Adjusting to the New Normal

Over the past few years, new vehicle sales into rental fleets have numbered around 2 million units per year, and our pre-virus expectations for sales of new vehicles into rental fleet sales in 2020 was a similar 1.9 million units (excluding medium and heavy-duty vehicles).

J.D. Power Analysis of New Rental Fleet Sales

J.D. Power Analysis of New Rental Fleet Sales

Updated forecasts from J.D. Power estimate that only 1.05 million new vehicles will be sold to rental companies in 2020, representing a 44%, or 831,000-unit, reduction from the pre-virus outlook.

"We expect the bulk of this supply to enter the market in May and June of 2020. This closely aligns to our expectations for when the bulk of deferred off-lease volume will also enter the used market," says Banks.

It's important to note that the rise in off rental and lease volume will be tempered by a reduction in trade-in volume, which will be lower than expected prior to the pandemic as a result of fewer new and used vehicle sales.

"On net, we expect used rental, lease and trade-in volume entering the market to peak in June at around 20% higher than our pre-virus expectations for the month. This increase in used supply, combined with softer consumer demand, will certainly place downward pressure on used prices. However, we expect prices will gradually recover after June as used inventory slowly recedes and consumer demand recovers," Banks says.

The initial impact associated with higher used rental volume hitting the market in the short term will work its way out over the rest of the year as the rental industry reduces its investments in new car purchases to field a leaner fleet in response to reduced leisure and business travel.
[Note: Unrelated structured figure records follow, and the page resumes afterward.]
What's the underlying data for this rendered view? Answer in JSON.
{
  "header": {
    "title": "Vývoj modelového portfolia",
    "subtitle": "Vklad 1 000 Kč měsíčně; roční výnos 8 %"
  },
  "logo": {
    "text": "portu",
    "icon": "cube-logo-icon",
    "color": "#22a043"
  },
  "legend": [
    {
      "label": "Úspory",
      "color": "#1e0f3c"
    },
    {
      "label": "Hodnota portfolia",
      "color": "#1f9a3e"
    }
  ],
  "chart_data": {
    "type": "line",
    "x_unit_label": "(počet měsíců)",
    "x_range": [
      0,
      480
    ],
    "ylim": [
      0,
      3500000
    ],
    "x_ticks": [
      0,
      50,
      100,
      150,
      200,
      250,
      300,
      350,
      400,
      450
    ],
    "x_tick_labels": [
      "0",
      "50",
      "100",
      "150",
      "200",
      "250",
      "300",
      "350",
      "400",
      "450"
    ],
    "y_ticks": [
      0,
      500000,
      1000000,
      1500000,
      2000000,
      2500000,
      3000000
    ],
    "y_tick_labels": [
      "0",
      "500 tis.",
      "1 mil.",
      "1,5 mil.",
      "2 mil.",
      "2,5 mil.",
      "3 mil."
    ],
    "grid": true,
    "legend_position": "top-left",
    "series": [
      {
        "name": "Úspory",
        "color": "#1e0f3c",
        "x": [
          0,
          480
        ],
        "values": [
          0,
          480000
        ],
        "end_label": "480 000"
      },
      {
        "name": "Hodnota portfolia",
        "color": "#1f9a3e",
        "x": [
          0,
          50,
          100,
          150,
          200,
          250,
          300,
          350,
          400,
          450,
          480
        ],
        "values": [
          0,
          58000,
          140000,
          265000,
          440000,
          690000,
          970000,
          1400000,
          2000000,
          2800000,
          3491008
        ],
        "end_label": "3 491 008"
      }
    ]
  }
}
"In 2021, we expect used rental supply to fall from an average of approximately 423,000 units per quarter to an average of 260,000 units. Further, used rental supply will get progressively lower as we move deeper into the year. By Q3 of 2021, rental supply is expected to dip below 221,000 units – a significant 47% decline from pre-virus levels," says Banks.

This contraction in supply will combine with a moderate rise in demand to stabilize the price of used vehicles over the long-term.